Dari tulisan itu saya
mendapat kesan bahwa dia sudah berada dalam tahap keprihatinan dan kecewa
terhadap perkembangan hukum akhir-akhir ini. Radhar kecewa karena hukum tidak
lagi menciptakan keadilan, ketenteraman, dan kesejahteraan masyarakat.
Sementara itu, Komisi
Yudisial (KY) juga berpendapat sama ketika
menyatakan, "Dalam situasi keterpurukan hukum seperti ini, upaya
pembenahan dan perbaikan di bidang ekonomi dan bidang-bidang lainnya niscaya
merupakan yang mustahil dilakukan."
Sebelumnya KY
mengemukakan, "Institusi penegak hukum yang dijadikan tumpuan pembebasan
dan pencerahan justru menjadi kurang dipercaya oleh masyarakat.
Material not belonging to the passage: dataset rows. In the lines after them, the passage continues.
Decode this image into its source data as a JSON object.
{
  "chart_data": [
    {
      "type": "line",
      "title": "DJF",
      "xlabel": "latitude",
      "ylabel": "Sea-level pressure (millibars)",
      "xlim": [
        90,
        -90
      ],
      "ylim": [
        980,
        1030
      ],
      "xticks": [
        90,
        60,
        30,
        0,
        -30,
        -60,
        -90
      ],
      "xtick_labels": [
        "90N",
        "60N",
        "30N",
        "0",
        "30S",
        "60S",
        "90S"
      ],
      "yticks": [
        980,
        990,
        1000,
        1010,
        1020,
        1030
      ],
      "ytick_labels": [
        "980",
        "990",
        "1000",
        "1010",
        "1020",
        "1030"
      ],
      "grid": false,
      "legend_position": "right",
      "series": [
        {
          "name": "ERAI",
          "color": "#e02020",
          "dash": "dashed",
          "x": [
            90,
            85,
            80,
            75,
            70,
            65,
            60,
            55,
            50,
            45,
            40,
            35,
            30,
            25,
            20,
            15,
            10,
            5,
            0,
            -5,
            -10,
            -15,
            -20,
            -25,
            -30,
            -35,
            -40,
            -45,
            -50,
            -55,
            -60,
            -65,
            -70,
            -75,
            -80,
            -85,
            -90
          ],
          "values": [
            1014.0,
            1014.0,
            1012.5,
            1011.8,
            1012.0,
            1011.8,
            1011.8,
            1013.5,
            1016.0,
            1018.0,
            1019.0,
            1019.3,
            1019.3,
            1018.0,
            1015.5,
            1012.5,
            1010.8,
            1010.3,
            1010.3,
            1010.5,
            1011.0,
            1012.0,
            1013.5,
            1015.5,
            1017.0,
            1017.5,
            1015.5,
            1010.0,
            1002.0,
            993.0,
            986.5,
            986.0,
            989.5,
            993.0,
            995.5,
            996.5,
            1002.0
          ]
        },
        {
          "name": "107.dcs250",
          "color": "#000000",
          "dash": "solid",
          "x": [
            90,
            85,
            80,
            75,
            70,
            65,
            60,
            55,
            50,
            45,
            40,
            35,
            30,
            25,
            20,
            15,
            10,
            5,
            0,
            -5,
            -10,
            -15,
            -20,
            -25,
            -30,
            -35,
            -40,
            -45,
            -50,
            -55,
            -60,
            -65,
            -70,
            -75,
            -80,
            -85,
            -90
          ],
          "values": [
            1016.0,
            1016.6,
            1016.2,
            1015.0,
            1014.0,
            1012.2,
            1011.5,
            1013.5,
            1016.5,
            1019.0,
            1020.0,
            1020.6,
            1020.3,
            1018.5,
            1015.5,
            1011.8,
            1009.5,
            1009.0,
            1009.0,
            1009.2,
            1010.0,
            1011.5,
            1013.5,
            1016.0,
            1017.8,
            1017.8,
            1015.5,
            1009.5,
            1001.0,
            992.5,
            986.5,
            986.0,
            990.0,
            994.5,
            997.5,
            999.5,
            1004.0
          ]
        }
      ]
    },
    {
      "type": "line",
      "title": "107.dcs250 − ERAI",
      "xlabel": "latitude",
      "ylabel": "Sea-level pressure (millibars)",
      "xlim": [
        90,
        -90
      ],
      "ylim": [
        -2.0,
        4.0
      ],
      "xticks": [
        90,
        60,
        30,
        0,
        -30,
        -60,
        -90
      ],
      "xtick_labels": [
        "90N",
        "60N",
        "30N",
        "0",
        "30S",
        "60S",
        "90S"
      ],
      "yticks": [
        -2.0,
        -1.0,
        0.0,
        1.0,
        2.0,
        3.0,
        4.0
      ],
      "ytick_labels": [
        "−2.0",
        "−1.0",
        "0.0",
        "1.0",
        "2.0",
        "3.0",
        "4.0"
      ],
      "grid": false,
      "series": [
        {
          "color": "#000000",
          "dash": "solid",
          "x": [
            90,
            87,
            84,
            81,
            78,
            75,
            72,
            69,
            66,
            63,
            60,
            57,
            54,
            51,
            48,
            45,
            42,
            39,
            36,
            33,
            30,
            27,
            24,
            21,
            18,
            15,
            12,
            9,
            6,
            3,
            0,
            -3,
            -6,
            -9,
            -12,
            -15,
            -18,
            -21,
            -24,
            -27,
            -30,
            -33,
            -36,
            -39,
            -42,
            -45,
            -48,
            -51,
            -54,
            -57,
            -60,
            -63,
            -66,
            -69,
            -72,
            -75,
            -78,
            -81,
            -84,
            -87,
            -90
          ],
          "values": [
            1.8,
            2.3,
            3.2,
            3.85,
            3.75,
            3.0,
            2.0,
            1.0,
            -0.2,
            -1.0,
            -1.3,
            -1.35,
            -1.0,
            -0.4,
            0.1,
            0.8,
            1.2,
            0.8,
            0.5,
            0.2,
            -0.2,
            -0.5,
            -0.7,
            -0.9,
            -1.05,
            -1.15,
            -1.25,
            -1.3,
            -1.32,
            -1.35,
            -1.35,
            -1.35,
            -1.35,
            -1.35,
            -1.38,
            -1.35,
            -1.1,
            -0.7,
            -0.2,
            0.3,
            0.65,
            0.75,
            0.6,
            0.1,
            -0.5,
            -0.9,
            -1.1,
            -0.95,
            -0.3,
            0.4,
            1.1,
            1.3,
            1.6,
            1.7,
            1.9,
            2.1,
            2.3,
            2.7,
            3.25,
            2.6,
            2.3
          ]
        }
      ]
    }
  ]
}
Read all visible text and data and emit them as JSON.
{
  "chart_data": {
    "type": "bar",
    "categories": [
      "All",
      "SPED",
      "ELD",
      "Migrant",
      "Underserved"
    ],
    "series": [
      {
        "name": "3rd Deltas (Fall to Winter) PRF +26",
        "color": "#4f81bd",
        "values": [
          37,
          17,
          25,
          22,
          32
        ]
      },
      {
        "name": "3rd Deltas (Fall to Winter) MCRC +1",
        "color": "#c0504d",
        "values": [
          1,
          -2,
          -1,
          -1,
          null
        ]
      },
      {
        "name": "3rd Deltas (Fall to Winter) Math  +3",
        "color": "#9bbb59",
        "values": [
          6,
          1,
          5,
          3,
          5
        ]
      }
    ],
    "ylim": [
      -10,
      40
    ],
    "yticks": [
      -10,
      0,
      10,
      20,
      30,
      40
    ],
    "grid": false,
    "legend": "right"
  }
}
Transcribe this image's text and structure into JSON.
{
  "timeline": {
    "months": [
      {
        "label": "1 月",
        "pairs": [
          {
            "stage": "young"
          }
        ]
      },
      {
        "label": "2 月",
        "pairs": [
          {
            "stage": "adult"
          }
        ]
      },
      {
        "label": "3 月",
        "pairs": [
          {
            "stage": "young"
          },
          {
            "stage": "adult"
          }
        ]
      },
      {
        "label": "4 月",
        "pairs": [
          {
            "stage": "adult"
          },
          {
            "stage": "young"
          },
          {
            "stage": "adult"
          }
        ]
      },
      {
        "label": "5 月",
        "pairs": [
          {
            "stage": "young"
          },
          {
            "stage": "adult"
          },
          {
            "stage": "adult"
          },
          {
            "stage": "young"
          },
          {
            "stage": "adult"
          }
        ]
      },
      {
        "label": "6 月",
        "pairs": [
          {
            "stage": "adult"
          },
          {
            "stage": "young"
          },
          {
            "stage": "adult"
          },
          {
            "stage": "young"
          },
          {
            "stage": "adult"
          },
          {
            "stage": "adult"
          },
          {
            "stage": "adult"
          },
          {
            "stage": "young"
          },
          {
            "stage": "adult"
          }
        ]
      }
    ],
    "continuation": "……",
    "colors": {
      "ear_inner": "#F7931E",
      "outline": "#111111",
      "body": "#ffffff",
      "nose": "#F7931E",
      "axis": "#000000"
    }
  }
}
Dampaknya
kehidupan hukum menjadi tidak terarah dan terpuruk."
Seperti diketahui,
penilaian KY ini merupakan permintaan kepada saya sebagai anggota Wantimpres
untuk menulis artikel di buku Pembaharuan Sistem Hukum Indonesia yang
diterbitkan pada 2012.
Timbul pertanyaan:
mengapa sekarang ini hukum, yang seharusnya bertindak sebagai pembebas dan
pencerah masyarakat, masih dijadikan alat mempertahankan kekuasaan seperti
dikemukakan Radhar Panca Dahana? Lalu, mengapa hukum dan penegak hukum yang
seyogianya melaksanakan keadilan
berdasarkan keadilan hukum justru mempraktikkan hal-hal kebalikannya yang
bersifat antitesis?
Menurut saya, salah
satu jawabannya adalah kita harus terlebih dulu melihat dari perspektif
sejarah, yaitu Orde Baru, yang berkaitan secara berkesinambungan dengan
reformasi, khususnya reformasi hukum.
Perspektif sejarah
Dari perspektif
sejarah ini, kita telah mengalami selama Orde Baru kekuasaan yang amat berperan menjadikan
hukum sebagai alatnya. Tidak salah kalau kita sebut bahwa pada masa itu hukum
telah dijadikan sebagai alat kekuasaan yang menghalalkan segala cara demi
menghasilkan kepentingan-kepentingan tertentu.
Sosiolog Jerman,
Maximilian Weber (1864-1920), menyebut fenomena ini sebagai Politisches
Rechts atau politik hukum yang memastikan penerapan hukum yang dipengaruhi
aneka kekuasaan dan kepentingan. Apa yang disebut Weber dengan Recht der
Machthaber atau hukum dari yang punya kekuasaan merupakan legitimasi secara
bebas menggunakan hukum untuk mencapai kepentingan tertentu.
Kemudian, setelah Orde
Baru berakhir dan berlangsung Era Reformasi yang bersifat korektif terhadap
hal-hal yang ademokratis, dengan sendirinya hukum mengalami pembaruan dan
reformasi. Namun, apa lacur, setelah pembaruan hukum berlangsung 17
tahun, masyarakat merasa bahwa
perkembangan hukum tak seperti yang diharapkan. Masyarakat merasa pada saat
ini perkembangan hukum mirip dengan situasi pra-Reformasi 1998.
Kalau boleh saya
katakan, hukum sekarang hampir-hampir melaksanakan proses pengulangan sejarah
dengan masa Orde Baru. Yang jelas, akibatnya, timbul tendensi masyarakat yang
menganggap wibawa dan otoritas hukum merosot. Masyarakat ragu terhadap tujuan
ideal dan penegakan hukum itu.
Dengan wibawa hukum
seperti ini, dengan sendirinya masyarakat skeptis bahwa hukum akan
memperlakukan setiap anggota masyarakat secara sama tanpa diskriminasi.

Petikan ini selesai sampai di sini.